Nice presentation last night, Lauren!
If anyone wants to further explore the historical origins of pragmatism as an American philosophy, I recommend starting with Louis Menand's The Metaphysical Club: A Story of Ideas in America.
The Metaphysical Club was an informal group that met in Cambridge, Massachusetts, in 1872, to talk about ideas. Its members included Oliver Wendell Holmes, Jr, founder of modern jurisprudence; William James, the father of modern American psychology; and Charles Sanders Peirce, logician, scientist and the founder of semiotics. The club was probably in existence for about nine months. No records were kept. The one thing we know that came out of it was an idea - an idea about ideas. This book is the story of that idea. Holmes, James and Peirce all believed that ideas are not things out there waiting to be discovered but are tools people invent - like knives and forks and microchips - to make their way in the world. They thought that ideas are produced not by individuals, but by groups of individuals - that ideas are social. They do not develop according to some inner logic of their own but are entirely dependent - like germs - on their human carriers and environment. They also thought that the survival of any idea depends not on its immutability but on its adaptability. g'r
- “…in a universe in which events are uncertain and perception is fallible, knowing cannot be a matter of an individual mind ‘mirroring’ reality. Each mind reflects differently—even the same mind reflects differently at different moments—and in any case reality doesn’t stand still long enough to be accurately mirrored … knowledge must therefore be social.”

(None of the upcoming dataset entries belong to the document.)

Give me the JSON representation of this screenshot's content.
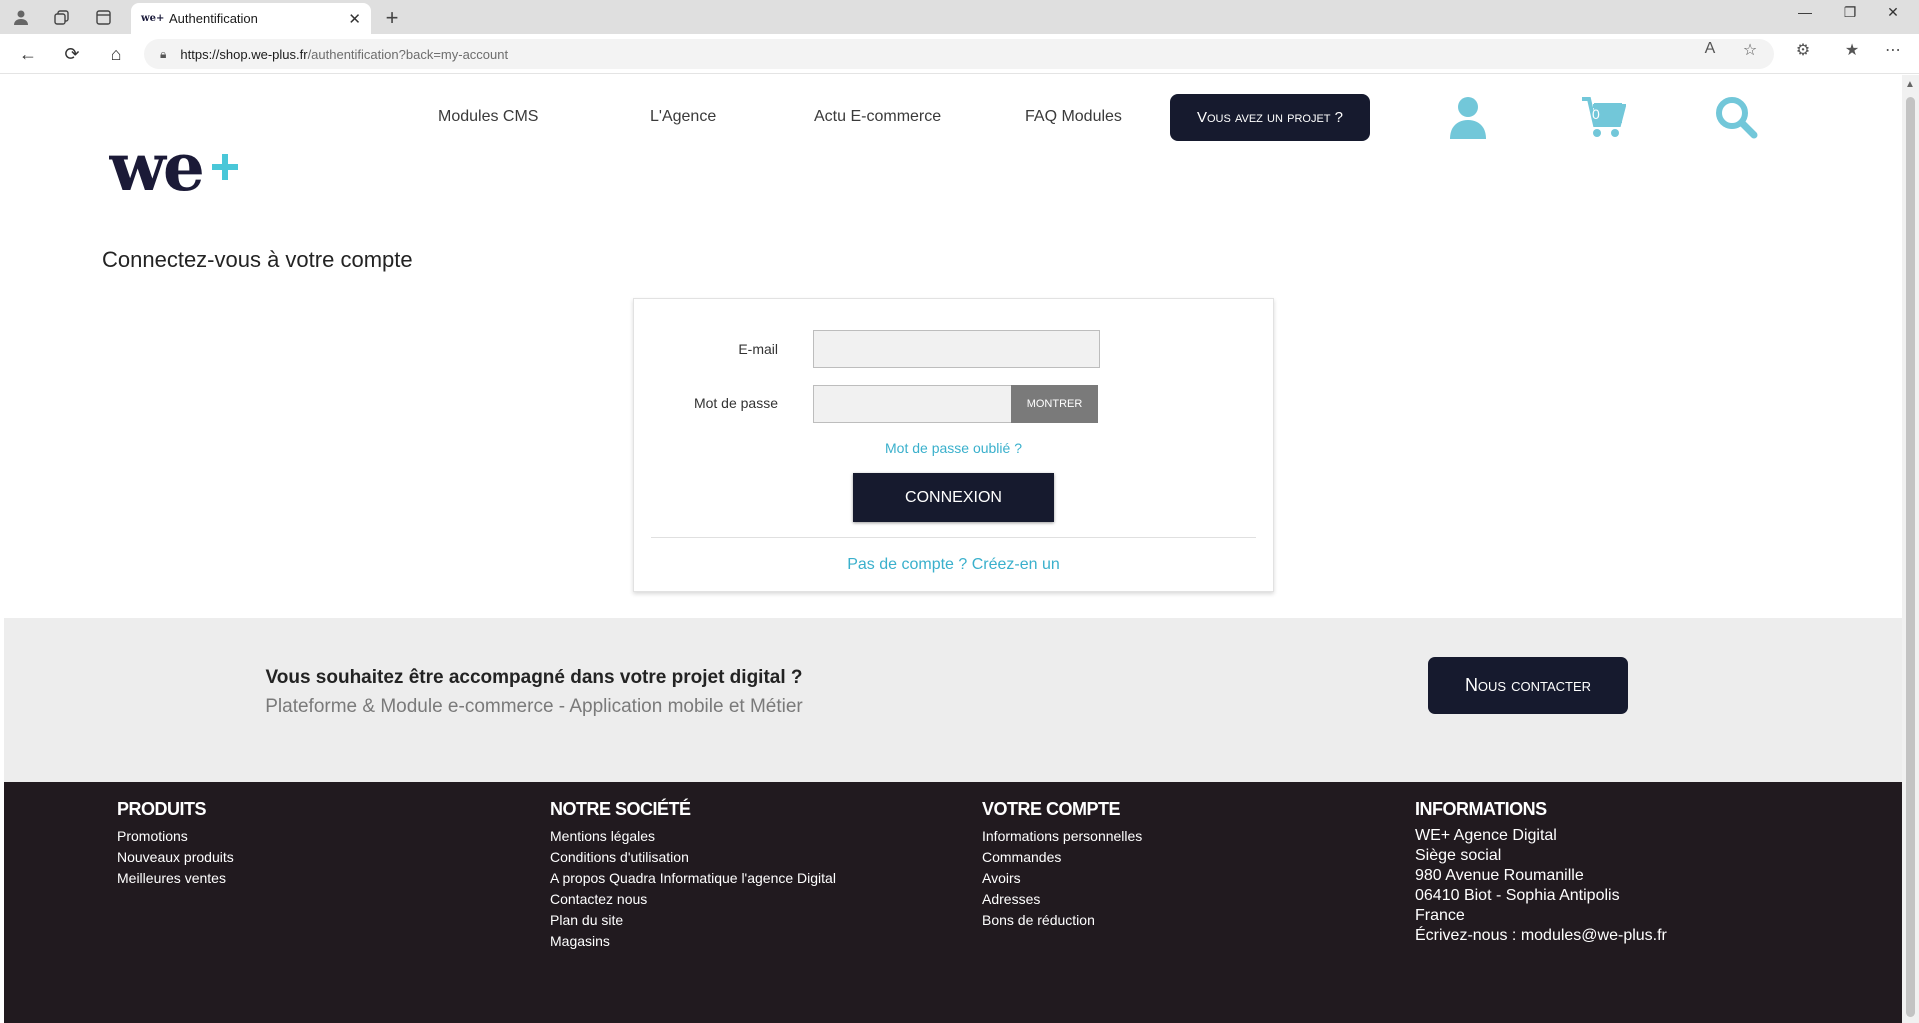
{
  "browser": {
    "tab_title": "Authentification",
    "tab_favicon": "we+",
    "url_host": "https://shop.we-plus.fr",
    "url_path": "/authentification?back=my-account"
  },
  "header": {
    "menu": [
      "Modules CMS",
      "L'Agence",
      "Actu E-commerce",
      "FAQ Modules"
    ],
    "project_button": "Vous avez un projet ?",
    "cart_count": "0",
    "logo_text": "we+"
  },
  "main": {
    "title": "Connectez-vous à votre compte",
    "email_label": "E-mail",
    "password_label": "Mot de passe",
    "email_value": "",
    "password_value": "",
    "show_button": "MONTRER",
    "forgot_link": "Mot de passe oublié ?",
    "submit_button": "CONNEXION",
    "create_account_link": "Pas de compte ? Créez-en un"
  },
  "cta": {
    "title": "Vous souhaitez être accompagné dans votre projet digital ?",
    "subtitle": "Plateforme & Module e-commerce - Application mobile et Métier",
    "button": "Nous contacter"
  },
  "footer": {
    "produits": {
      "title": "PRODUITS",
      "links": [
        "Promotions",
        "Nouveaux produits",
        "Meilleures ventes"
      ]
    },
    "societe": {
      "title": "NOTRE SOCIÉTÉ",
      "links": [
        "Mentions légales",
        "Conditions d'utilisation",
        "A propos Quadra Informatique l'agence Digital",
        "Contactez nous",
        "Plan du site",
        "Magasins"
      ]
    },
    "compte": {
      "title": "VOTRE COMPTE",
      "links": [
        "Informations personnelles",
        "Commandes",
        "Avoirs",
        "Adresses",
        "Bons de réduction"
      ]
    },
    "informations": {
      "title": "INFORMATIONS",
      "lines": [
        "WE+ Agence Digital",
        "Siège social",
        "980 Avenue Roumanille",
        "06410 Biot - Sophia Antipolis",
        "France",
        "Écrivez-nous : modules@we-plus.fr"
      ]
    }
  },
  "colors": {
    "accent": "#49c7d8",
    "navy": "#161a2e",
    "footer_bg": "#211a1f",
    "link": "#3ab0cc"
  }
}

- “We permit free expression because we need the resources of the whole group to get us the ideas we need.”
- “If behaving as though we had free will or God exists gets us results we want, we will not only come to believe those things; they will be, pragmatically, true.”
- “There is a difference between an idea and ideology.”
- “It was not a matter of choosing sides, it was a matter of rising above the whole concept of sideness.”